Opposite Cochabamba, on the other side of the river, a German Company had a large brewery, and made very good beer; a dozen large bottles cost 2/-, and the bottles cost as much as the beer. Imported Bass beer cost 2/- for one big bottle, a bottle of good whisky 10/- or 12/-, and Three Star brandy 16/-.

After a considerable amount of trouble, I located Zambrana, who lived a day’s ride from Cochabamba. He had not seen old Jose Maria for many years, and the priest, Father San Roman, who used to pay him, had died, but he said he knew Jose Maria lived near a place called Cuti, which was thirty-five miles from Palca. Zam, as I always called him, had never been to either of these places, but knew the way as far as a mountain village sixty miles from Palca. He agreed to join my expedition as campman and butcher, get water and wood, and help the cook, so I took him on; he was to find his own mule.

I had two tents made here, one for myself 16ft. by 12ft. and 9ft. high, and the other was 10ft. by 10ft. and 9ft. high; also a strong folding-up canvas catre 3 and a half ft. broad and 7ft. long, which, with a horse-hair mattress, made a most comfortable bed. I also got together provisions for four months: sugar, rice, biscuits, jams, tea, cocoa, coffee, and some tinned meats, salt, ship’s biscuits and other things. Zambrana told me that round about the department of Palca both sheep and flour were plentiful and cheap. The Indian wife of Manuel, the mule man, made splendid bread, and at the different stopping places we often borrowed the use of a bake-oven, and stayed a couple of days to make bread. It is well worth the extra trouble to get good, wholesome bread made with flour that retains all the good ingredients of the wheat, which is always possible if it is crushed by the stone mill process. I also took two dozen bottles of rum, one dozen of the best for myself, and a dozen of a stronger, but inferior, quality for the men. With the exception of the things I brought out with me, such as Liebig’s Extract, a thing I never travel without, everything was bought from Barber & Co., who traded goods for rubber up the Beni, by advancing money and goods to traders for rubber to be delivered in two years’ time.
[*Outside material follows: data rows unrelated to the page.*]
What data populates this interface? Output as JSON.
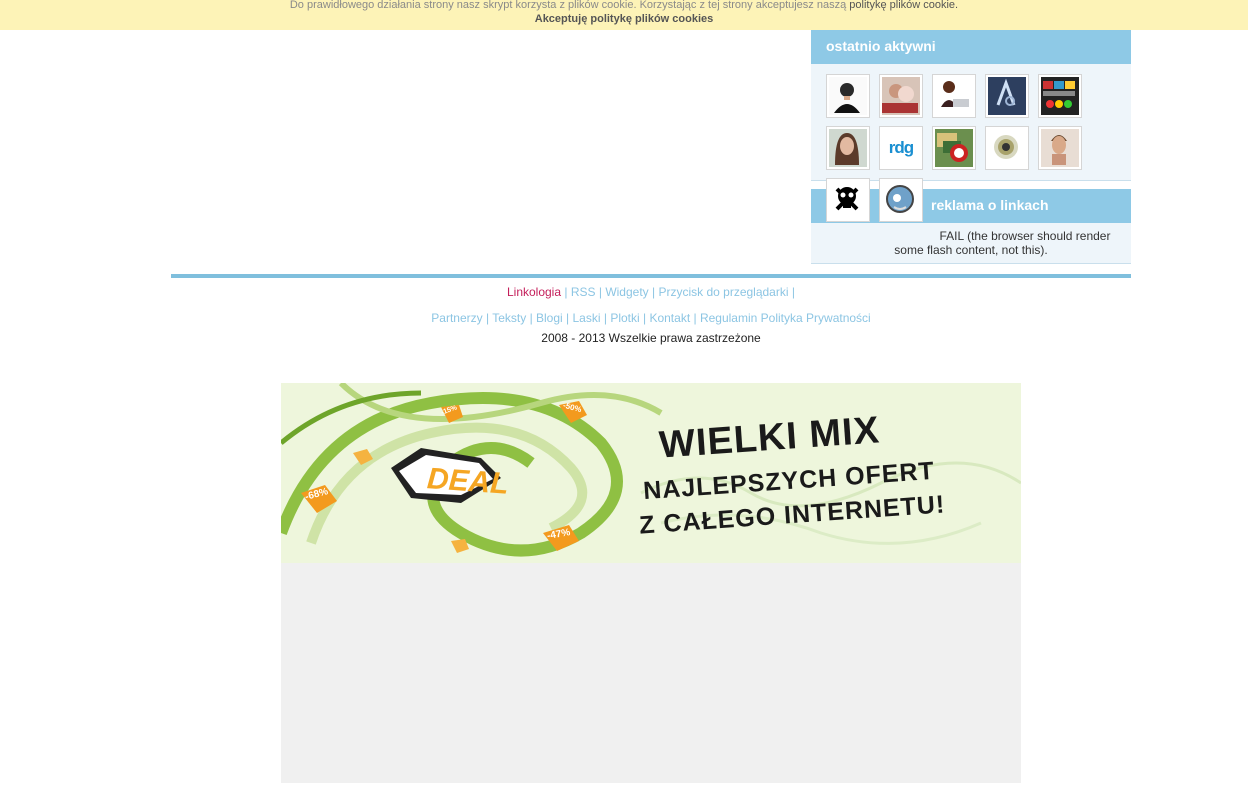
{
  "cookie": {
    "message": "Do prawidłowego działania strony nasz skrypt korzysta z plików cookie. Korzystając z tej strony akceptujesz naszą",
    "policy_link": "politykę plików cookie.",
    "accept": "Akceptuję politykę plików cookies"
  },
  "sidebar": {
    "recent_title": "ostatnio aktywni",
    "ads_title": "reklama o linkach",
    "flash_fail": "FAIL (the browser should render some flash content, not this).",
    "avatar_text": {
      "rd": "rdg"
    }
  },
  "footer": {
    "links_row1": [
      "Linkologia",
      "RSS",
      "Widgety",
      "Przycisk do przeglądarki"
    ],
    "links_row2": [
      "Partnerzy",
      "Teksty",
      "Blogi",
      "Laski",
      "Plotki",
      "Kontakt",
      "Regulamin",
      "Polityka Prywatności"
    ],
    "copyright": "2008 - 2013 Wszelkie prawa zastrzeżone"
  },
  "banner": {
    "brand": "DEAL",
    "headline1": "WIELKI MIX",
    "headline2": "NAJLEPSZYCH OFERT",
    "headline3": "Z CAŁEGO INTERNETU!",
    "tags": [
      "-15%",
      "-50%",
      "-68%",
      "-47%"
    ]
  },
  "colors": {
    "cookie_bg": "#fdf3b7",
    "widget_head": "#8ec9e6",
    "widget_body": "#eef5fa",
    "footer_rule": "#7fbfdd",
    "link": "#8cc5e3",
    "brand_link": "#c41e5a"
  }
}
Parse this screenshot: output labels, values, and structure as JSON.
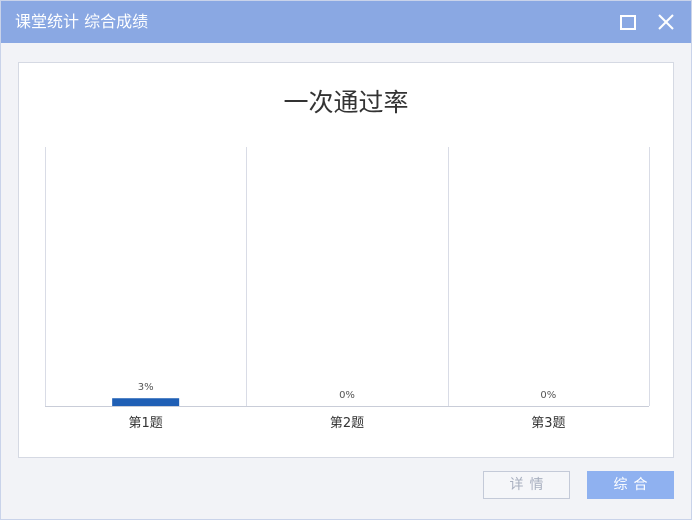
{
  "window": {
    "title": "课堂统计 综合成绩",
    "maximize_icon": "maximize-icon",
    "close_icon": "close-icon"
  },
  "chart_data": {
    "type": "bar",
    "title": "一次通过率",
    "categories": [
      "第1题",
      "第2题",
      "第3题"
    ],
    "values": [
      3,
      0,
      0
    ],
    "data_labels": [
      "3%",
      "0%",
      "0%"
    ],
    "ylim": [
      0,
      100
    ],
    "bar_color": "#1f5fb5",
    "grid": true
  },
  "buttons": {
    "detail_label": "详情",
    "summary_label": "综合"
  },
  "colors": {
    "titlebar": "#8aa8e3",
    "accent_button": "#8fb1f0"
  }
}
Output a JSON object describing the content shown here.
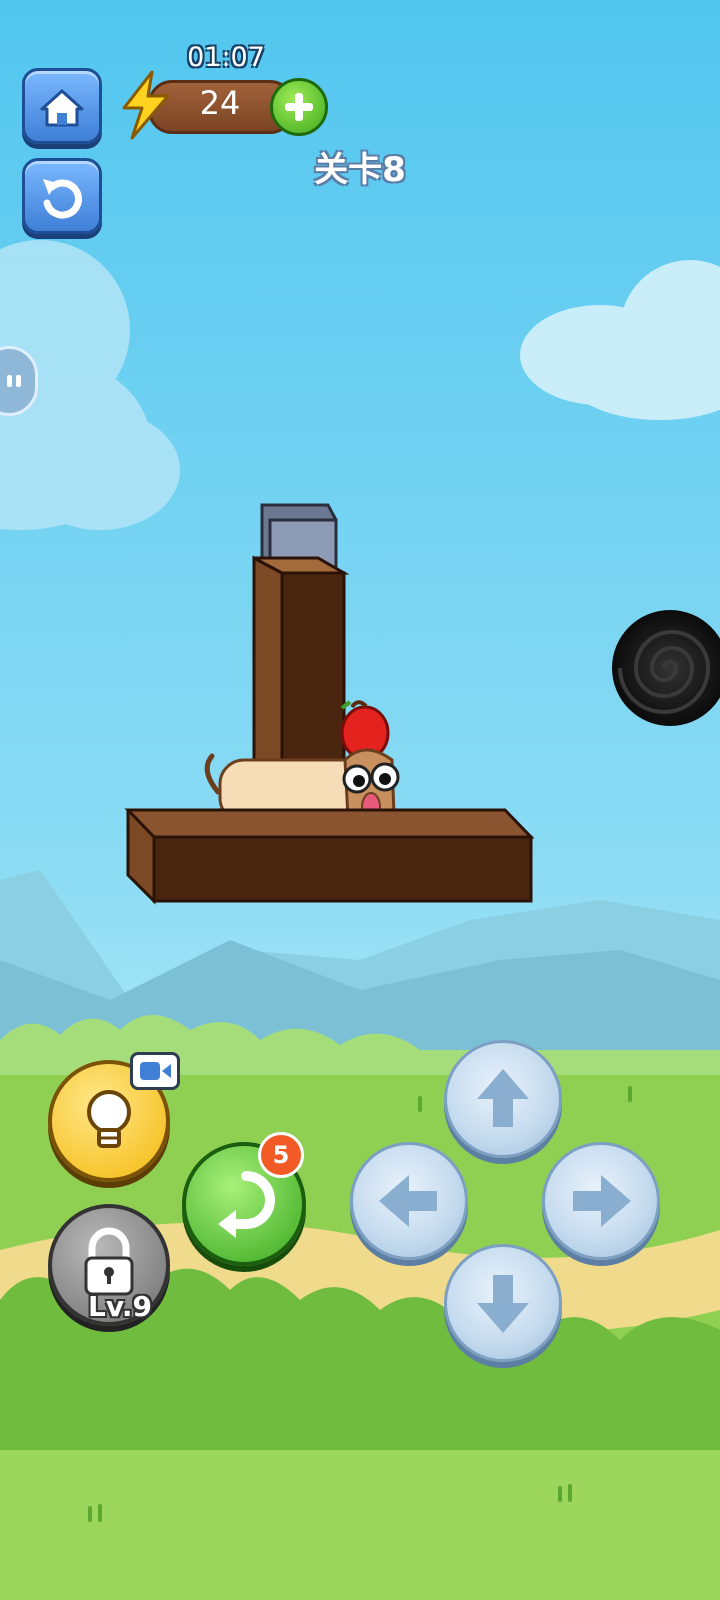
{
  "hud": {
    "timer": "01:07",
    "energy": "24",
    "level_label": "关卡8"
  },
  "buttons": {
    "hint_locked_level": "Lv.9",
    "undo_count": "5"
  },
  "icons": {
    "home": "home-icon",
    "restart": "restart-icon",
    "energy": "lightning-bolt-icon",
    "add_energy": "plus-icon",
    "hint": "light-bulb-icon",
    "video_ad": "video-camera-icon",
    "lock": "lock-icon",
    "undo": "undo-arrow-icon",
    "up": "arrow-up-icon",
    "down": "arrow-down-icon",
    "left": "arrow-left-icon",
    "right": "arrow-right-icon"
  },
  "colors": {
    "sky_top": "#56c8f0",
    "sky_bottom": "#a9e7f6",
    "grass": "#8fd14f",
    "wood": "#4a2510",
    "apple": "#e4231f",
    "portal": "#111111"
  }
}
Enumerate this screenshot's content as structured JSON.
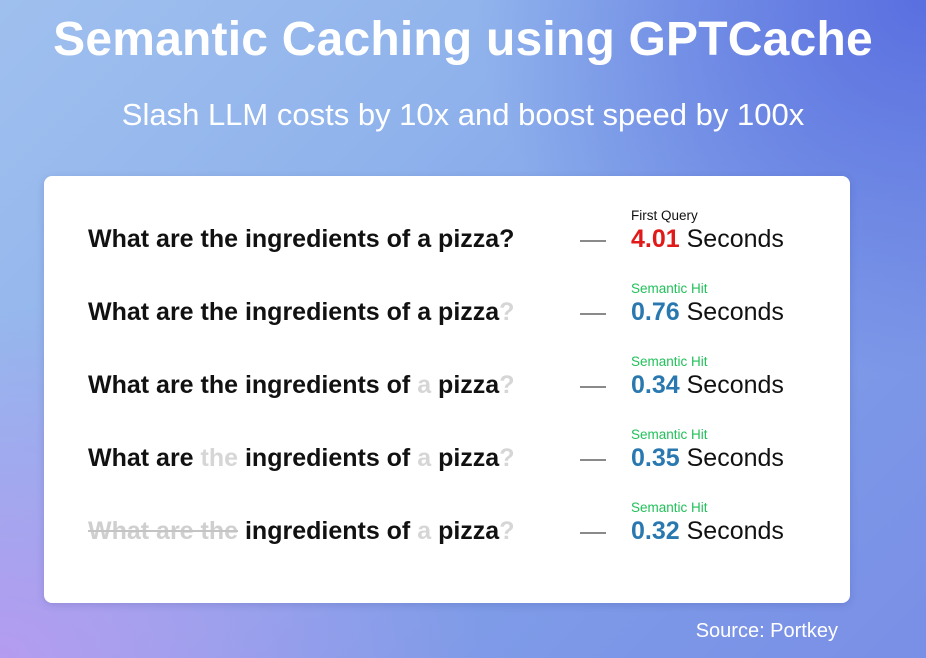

Alfred Barber was the manager for this firm in Bolivia; in London and Hamburg the firm was Brandt & Co. Of course all the traders who dealt with the firm on the two years’ credit system had to show substantial guarantees in the form of unmortgaged property, otherwise such firms would soon come to grief. Barber himself had to put up a guarantee of several thousands of pounds (a legacy left him by his godmother) to be made managing partner in Bolivia.